As a lefty I use the mouse with my left hand. I used to remap stuff to the numpad for my right hand, but nowadays I just scooch the keyboard over a bit and use WASD most of the time.

I suppose there are superior options out there but WASD has always worked fine for me and as others have suggested, the problem isn’t really changing the binding of those keys themselves but then of all of the other keys that would need to be changed in turn and then you would be out of sync with any instructions for actions that you happen to read on the internet which are using the standard key bindings. It will just have to go into the pile of things that are technically superior but we aren’t going to change them because history has decided otherwise.

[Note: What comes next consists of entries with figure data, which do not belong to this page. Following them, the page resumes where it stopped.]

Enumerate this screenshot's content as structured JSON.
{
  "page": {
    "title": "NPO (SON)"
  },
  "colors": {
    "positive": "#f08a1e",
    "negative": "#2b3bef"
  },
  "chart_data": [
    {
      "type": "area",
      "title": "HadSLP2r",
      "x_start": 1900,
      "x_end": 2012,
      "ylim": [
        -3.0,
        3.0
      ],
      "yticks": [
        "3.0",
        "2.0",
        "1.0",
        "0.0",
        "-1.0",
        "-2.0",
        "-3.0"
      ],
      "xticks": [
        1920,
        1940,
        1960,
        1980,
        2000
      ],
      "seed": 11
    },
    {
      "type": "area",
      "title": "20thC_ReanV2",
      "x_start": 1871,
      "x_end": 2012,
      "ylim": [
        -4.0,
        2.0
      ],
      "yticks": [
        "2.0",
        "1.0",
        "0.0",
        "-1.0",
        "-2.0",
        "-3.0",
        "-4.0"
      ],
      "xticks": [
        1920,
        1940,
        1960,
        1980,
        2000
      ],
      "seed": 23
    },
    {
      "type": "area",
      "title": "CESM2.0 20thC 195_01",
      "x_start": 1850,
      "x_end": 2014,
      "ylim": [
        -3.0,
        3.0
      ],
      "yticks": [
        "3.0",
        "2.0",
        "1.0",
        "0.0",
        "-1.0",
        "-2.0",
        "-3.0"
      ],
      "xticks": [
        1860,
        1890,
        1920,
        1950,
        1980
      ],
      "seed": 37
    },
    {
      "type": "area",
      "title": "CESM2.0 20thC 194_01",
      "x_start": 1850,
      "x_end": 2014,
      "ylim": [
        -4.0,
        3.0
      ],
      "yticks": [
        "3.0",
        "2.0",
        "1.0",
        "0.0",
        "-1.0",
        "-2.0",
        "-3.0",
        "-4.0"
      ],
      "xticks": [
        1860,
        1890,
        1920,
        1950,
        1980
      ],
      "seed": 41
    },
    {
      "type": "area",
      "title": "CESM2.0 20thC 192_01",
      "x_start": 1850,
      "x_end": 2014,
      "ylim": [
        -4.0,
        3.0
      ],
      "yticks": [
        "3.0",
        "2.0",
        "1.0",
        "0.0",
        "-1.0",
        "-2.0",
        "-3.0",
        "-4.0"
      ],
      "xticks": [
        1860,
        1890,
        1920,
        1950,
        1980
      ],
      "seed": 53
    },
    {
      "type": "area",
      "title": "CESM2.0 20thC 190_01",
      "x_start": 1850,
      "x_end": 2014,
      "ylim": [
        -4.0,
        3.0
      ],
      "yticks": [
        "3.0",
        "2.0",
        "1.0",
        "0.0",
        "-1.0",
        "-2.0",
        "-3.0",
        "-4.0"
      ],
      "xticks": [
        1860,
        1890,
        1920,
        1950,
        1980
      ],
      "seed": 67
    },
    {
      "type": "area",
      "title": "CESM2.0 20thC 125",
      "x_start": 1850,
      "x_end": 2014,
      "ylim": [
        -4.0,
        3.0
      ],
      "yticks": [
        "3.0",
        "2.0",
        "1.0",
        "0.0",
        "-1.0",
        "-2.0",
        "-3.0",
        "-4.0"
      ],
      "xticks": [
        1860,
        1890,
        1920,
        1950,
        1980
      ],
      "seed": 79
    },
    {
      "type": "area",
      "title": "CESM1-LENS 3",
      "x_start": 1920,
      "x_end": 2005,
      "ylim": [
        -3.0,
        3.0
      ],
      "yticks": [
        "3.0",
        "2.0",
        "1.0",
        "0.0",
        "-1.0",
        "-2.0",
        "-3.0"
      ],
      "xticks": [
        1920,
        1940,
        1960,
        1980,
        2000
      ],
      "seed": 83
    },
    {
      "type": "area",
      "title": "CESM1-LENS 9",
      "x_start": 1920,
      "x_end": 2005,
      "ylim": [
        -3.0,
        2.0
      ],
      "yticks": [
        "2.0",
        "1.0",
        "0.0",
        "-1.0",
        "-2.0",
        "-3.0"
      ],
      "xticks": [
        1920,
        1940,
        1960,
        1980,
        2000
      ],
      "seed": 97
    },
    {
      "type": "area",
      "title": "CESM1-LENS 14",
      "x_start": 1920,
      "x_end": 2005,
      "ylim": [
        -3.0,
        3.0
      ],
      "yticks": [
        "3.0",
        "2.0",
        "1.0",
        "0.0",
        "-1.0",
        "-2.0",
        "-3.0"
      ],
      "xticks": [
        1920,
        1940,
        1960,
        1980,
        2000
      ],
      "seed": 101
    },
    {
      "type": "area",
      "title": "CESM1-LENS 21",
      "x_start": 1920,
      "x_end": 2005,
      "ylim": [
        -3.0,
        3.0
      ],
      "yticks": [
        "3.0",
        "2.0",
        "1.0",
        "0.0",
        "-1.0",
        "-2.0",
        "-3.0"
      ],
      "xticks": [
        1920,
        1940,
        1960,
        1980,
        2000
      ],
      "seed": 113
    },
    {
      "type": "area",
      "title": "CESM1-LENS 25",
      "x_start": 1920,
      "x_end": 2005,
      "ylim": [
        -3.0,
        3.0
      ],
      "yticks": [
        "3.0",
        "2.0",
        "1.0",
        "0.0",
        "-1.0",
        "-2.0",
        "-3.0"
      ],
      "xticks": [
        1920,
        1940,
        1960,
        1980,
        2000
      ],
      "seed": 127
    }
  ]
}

Counterpoint: WASD is default in every game released in the last 25 years. Like fuck will I rebind everything in every game, especially given they don’t always even let you.

It’s like people championing Dvorak keyboards. Are they better? Probably. I’ll never know, because I can’t put a Dvorak keyboard on every computer I’ll ever have to use, and no computer in the real world will have one already.

I thought dvorak was just an alternate arrangement of letters on a standard keyboard, and you can switch to that in your OS?

,AOE for life.

Or <AOE, if we’re doing caps.

I’ve typed Dvorak for 13 years and not having any wrist or hand pain since I switched is totally worth the occasional inconvenience on my in-laws’ computer or whatever.

It is an alternate arrangement of letters, yes. I don’t know if you can switch it in your OS, but I would absolutely not have a good time if the output didn’t match the keys. I more or less touch type, but it would throw me the fuck off anyway. And that’s assuming I had access to that particular setting, which I wouldn’t on a lot of the computers I use, including probably my work computer.

Funny - I have used Dvorak for about thirty years or so. You can choose it as an option in Windows itself (Fun to do that to fellow workers who dont lock their keyboard when they step away to teach them secure practices). Even the geeky types never realize they were switched to the Dvorak settings.

@Ultrazen

I’m with you.

I’ve been using RDFG since Quake for identical reasons. I suppose if one has small hands ESDF might be better.

Yes, to all the WASDers out there – you have to rebind everything from default layouts, but it’s a huge quality of life improvement.

If I was using one of the keyboard with macro keys (Logitech or Corsair for example), I could see maybe using WASD as those macro keys would be more accessible on the left side of the keyboard. Even then I think RDFG gives you more keys you can hit with the pinky and ring finger.

But, really, RDFG is the one truth path and when the revolution comes the WASD savages will be the first against the wall.